It’s extremely difficult nowadays to find something truly original in fashion.
Everything has indeed been done and, despite seeing interesting designs on many runways, there hasn’t been any real fashion revolution.
Fashion history can boast about amazing landmarks such as the New Look or Le Smoking, but critics who will have to chronicle the history of our times may have a hard task on their hands.
Many designers seem to be referencing the past or the archives of the fashion houses they founded, inherited or are currently directing, presenting updated versions of successful ideas.
This is why I think fashion journalists should stop writing complacent reviews of fashion shows (to make sure fashion houses and labels still buy ads on the publications they write for…) and pursue a more critical approach.

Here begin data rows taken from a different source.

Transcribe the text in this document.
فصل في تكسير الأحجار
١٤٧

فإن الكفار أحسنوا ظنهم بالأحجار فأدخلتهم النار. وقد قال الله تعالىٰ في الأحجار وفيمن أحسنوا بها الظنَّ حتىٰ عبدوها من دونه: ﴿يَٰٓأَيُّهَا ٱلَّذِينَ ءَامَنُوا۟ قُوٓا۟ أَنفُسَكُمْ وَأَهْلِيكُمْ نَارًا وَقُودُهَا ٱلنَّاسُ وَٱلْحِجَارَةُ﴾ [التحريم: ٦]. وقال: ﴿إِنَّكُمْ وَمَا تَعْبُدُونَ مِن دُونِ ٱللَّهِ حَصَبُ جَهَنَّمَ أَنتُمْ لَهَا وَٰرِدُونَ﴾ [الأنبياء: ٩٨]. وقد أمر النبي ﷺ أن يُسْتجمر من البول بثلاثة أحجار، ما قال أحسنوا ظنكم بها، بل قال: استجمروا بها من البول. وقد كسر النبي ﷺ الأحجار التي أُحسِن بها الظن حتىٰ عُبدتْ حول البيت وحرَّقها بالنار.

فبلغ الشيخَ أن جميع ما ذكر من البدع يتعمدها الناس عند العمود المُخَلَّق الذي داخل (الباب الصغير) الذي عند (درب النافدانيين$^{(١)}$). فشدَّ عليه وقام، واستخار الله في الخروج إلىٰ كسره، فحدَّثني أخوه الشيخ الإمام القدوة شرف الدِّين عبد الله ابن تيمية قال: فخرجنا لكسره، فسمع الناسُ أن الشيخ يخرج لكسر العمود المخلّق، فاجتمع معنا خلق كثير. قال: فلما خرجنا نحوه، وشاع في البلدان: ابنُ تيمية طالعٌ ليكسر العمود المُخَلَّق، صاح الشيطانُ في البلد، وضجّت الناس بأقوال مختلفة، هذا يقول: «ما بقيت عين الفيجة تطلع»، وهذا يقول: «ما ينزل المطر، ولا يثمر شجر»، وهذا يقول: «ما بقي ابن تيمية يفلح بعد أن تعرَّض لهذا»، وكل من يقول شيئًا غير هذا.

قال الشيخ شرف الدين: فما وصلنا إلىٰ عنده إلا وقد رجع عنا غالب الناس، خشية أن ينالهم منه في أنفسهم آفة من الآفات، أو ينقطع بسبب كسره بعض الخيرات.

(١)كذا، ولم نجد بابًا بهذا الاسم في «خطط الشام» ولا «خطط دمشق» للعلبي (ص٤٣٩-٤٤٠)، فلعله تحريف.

Banal condescending never helped anyone, but constructive criticism makes people (in any kind of field) grow up and develop.
Think for example about Viktor Horsting and Rolf Snoeren: they are two talented designers often described as incredibly original and cutting edge.
Yet the more I look at their creations, the more I think about Roberto Capucci, even though not many critics make this connection.
In all their collections, V&R follow one main principle, experimentation, but so did Capucci.
The materials employed by the Italian designer and the way he used them linked fashion with works of art such as sculptures and paintings, exploring the possibilities offered by experimental geometrical and architectural forms.
Capucci’s designs (compared in previous posts with some contemporary fashion creations) always showed he had a fascination for three-dimensionality, a passion for the shadows formed by pleats and folds and a special - almost obsessive - attention, for different perspectives and viewpoints.
Yet, rather than being praised, Capucci often attracted a lot of criticism for his abstract and rigid volumes, like the ones he employed in his boxed lines.
Inspired by the effects formed on the surface of water after throwing a stone in, Capucci created in 1956 the "Dieci Gonne" (Ten Skirts) dress.
This design was characterised by a series of ten skirts of different lengths layered one on top of the other that created a rather unusual and sculptural silhouette.
The dress became so iconic at the time that it was chosen for a Cadillac advert and also appeared in a comic strip featuring Marilyn Monroe.
Throughout his career Capucci went on experimenting with accumulation techniques, coming up with designs in which he layered for example several collars one on top of the other.
Moving from a very basic item borrowed from the male wardrobe, a shirt, Viktor & Rolf proceeded following three different principles while working on the designs for their Spring/Summer 11 collection: accumulation (a technique also used for their A/W 2010 collection), exaggeration and voluminous proportions.
The origins of the new designs should maybe be traced back to their “One Woman Show” collection (Autumn/Winter 2003-04) that included models walking down the runway wearing a series of shirts or jackets piled one on top of the other, a trick that allowed the designers to play with ideas of volumes, stacking and distortion.
The S/S 11 collection opened with a showpiece, an oversized shirtdress with four collars and four sets of cuffs piled one on the other.
Inspired by button-down, white or black cotton shirts, V&R then added pale blue trousers with white cuffs at the ankle, asymmetrical shirt dresses or mini-dresses incorporating a draped design and a rigid corset and white cotton shirt dresses crisscrossed by irregular black sequinned zebra stripes.
While among the best pieces there were the all white organza and cotton trousers and shirts and a very simple white shirt with tails trailing behind matched with tight fitting black taffeta trousers (a sort of gender bending design in which the roles and looks of the bride and groom were mixed together in typical V&R style...), the final deconstructed bridal dresses were hymns to extravagance and accumulation that included several pearl studded collars and cuffs in different sizes and multiple skirts protecting the model's body in various layers of fabrics, from cotton to silk and lace.
But in Capucci's case the layers of fabrics and the dramatic structure of the dresses seemed to be almost weapons to keep at bay banality.
In modern fashion there is instead the impression that designers are more interested in creating fantastic habitats, avant-garde, surreal and exuberant pieces that, while being extremely striking on the runway, often lead you to question the meaning of their essence and wonder if, rather than being interpreted as works of art, these pieces should maybe just be conceived as the perfect products of the confusing and at times extravagantly banal times we are living in.